|Perl: the Markov chain saw|
You would? Not me.
Did you take a good look at all the data conversions and substrings and stuff going on in that SQL? SQL can be pretty optimal at performing comparison, that's its bread and butter work, but those types of data manipulations and conversions are not it's strong suite.
I attempted to verify my suspicions, but about half of the syntax in that article doesn't seem to be valid with the only SQL database I have available, but I'm betting (a coffee:) that it ain't quick on any platform.
I would hazzard that dumping the table using the export facilty and using a dedicated binary digest(or) program would be considerably faster.
Either way, once the determination of difference is made, you have still to correct it and that means transmitting the data. Easier, surer and possibly quicker to just zip up the dumped table and send it I think.
Unless the data involved is already compressed binary--jpgs or similar--then the 100GB would probably reduce to 25% or so, and transmitting 25GB at 100Mb/s will take 34 minutes, assuming no contention.
Running a dedicated md5 executable on 1GB takes around 20 seconds, so around 1/2 hour for 100GB, but that is calculating a single hash from a contiguous datastream.

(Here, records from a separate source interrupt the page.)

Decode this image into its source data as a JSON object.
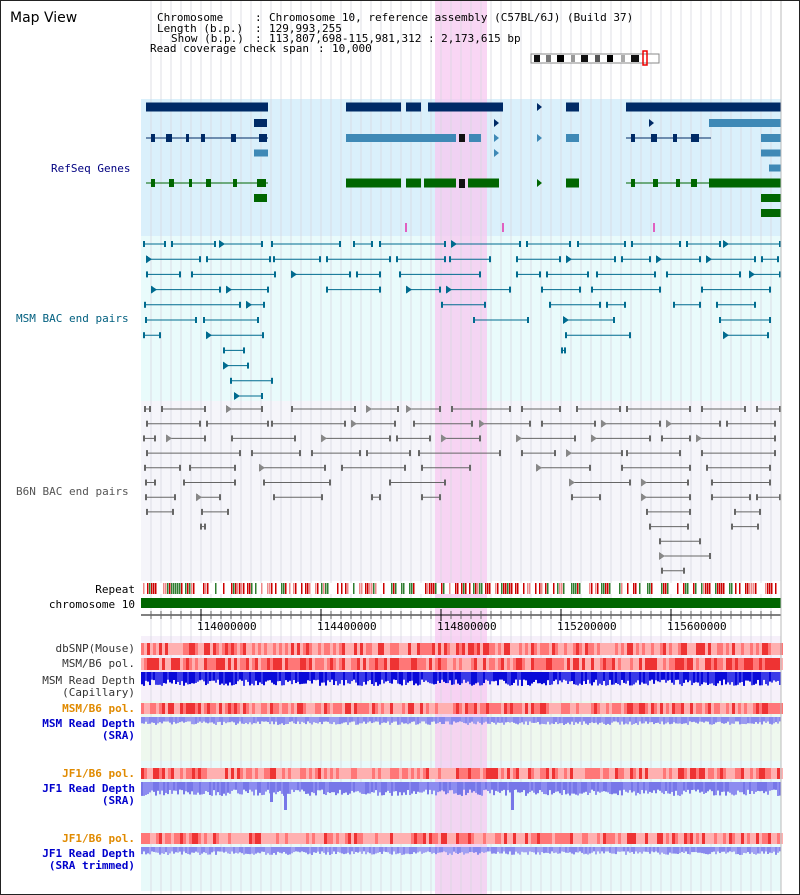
{
  "view_title": "Map View",
  "info": {
    "chromosome_label": "Chromosome",
    "chromosome_value": "Chromosome 10, reference assembly (C57BL/6J) (Build 37)",
    "length_label": "Length (b.p.)",
    "length_value": "129,993,255",
    "show_label": "Show (b.p.)",
    "show_value": "113,807,698-115,981,312 : 2,173,615 bp",
    "coverage_label": "Read coverage check span",
    "coverage_value": "10,000"
  },
  "tracks": {
    "refseq": "RefSeq Genes",
    "msm_bac": "MSM BAC end pairs",
    "b6n_bac": "B6N BAC end pairs",
    "repeat": "Repeat",
    "chromosome": "chromosome 10",
    "dbsnp": "dbSNP(Mouse)",
    "msm_b6_pol_1": "MSM/B6 pol.",
    "msm_depth_cap_1": "MSM Read Depth",
    "msm_depth_cap_2": "(Capillary)",
    "msm_b6_pol_2": "MSM/B6 pol.",
    "msm_depth_sra_1": "MSM Read Depth",
    "msm_depth_sra_2": "(SRA)",
    "jf1_pol_1": "JF1/B6 pol.",
    "jf1_depth_sra_1": "JF1 Read Depth",
    "jf1_depth_sra_2": "(SRA)",
    "jf1_pol_2": "JF1/B6 pol.",
    "jf1_depth_trim_1": "JF1 Read Depth",
    "jf1_depth_trim_2": "(SRA trimmed)"
  },
  "ruler": {
    "ticks": [
      "114000000",
      "114400000",
      "114800000",
      "115200000",
      "115600000"
    ]
  },
  "colors": {
    "refseq_dark": "#002a66",
    "refseq_mid": "#3f89b6",
    "refseq_green": "#006600",
    "msm_bac": "#006b8f",
    "b6n_bac": "#666666",
    "highlight": "#f7c8f0",
    "refseq_bg": "#daf0fb",
    "msm_bg": "#e9fbfb",
    "b6n_bg": "#f5f5fa",
    "pol_dark": "#ee3333",
    "pol_light": "#ffb0b0",
    "depth_dark": "#0b0bdd",
    "depth_light": "#8888ee",
    "label_refseq": "#000080",
    "label_msm": "#005f7f",
    "label_pol_orange": "#e08a00",
    "label_depth_blue": "#0000cc"
  }
}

You're suggesting calculating 2 hashes for every piece of data, retrieved in iddy biddy chunks and doing all the math in SQL?
In the absence of evidence to the contrary, my money would be on the transmission finishing long before the checksumming.
Examine what is said, not who speaks -- Silence betokens consent -- Love the truth but pardon error.
Lingua non convalesco, consenesco et abolesco. -- Rule 1 has a caveat! -- Who broke the cabal?
"Science is about questioning the status quo. Questioning authority".
In the absence of evidence, opinion is indistinguishable from prejudice.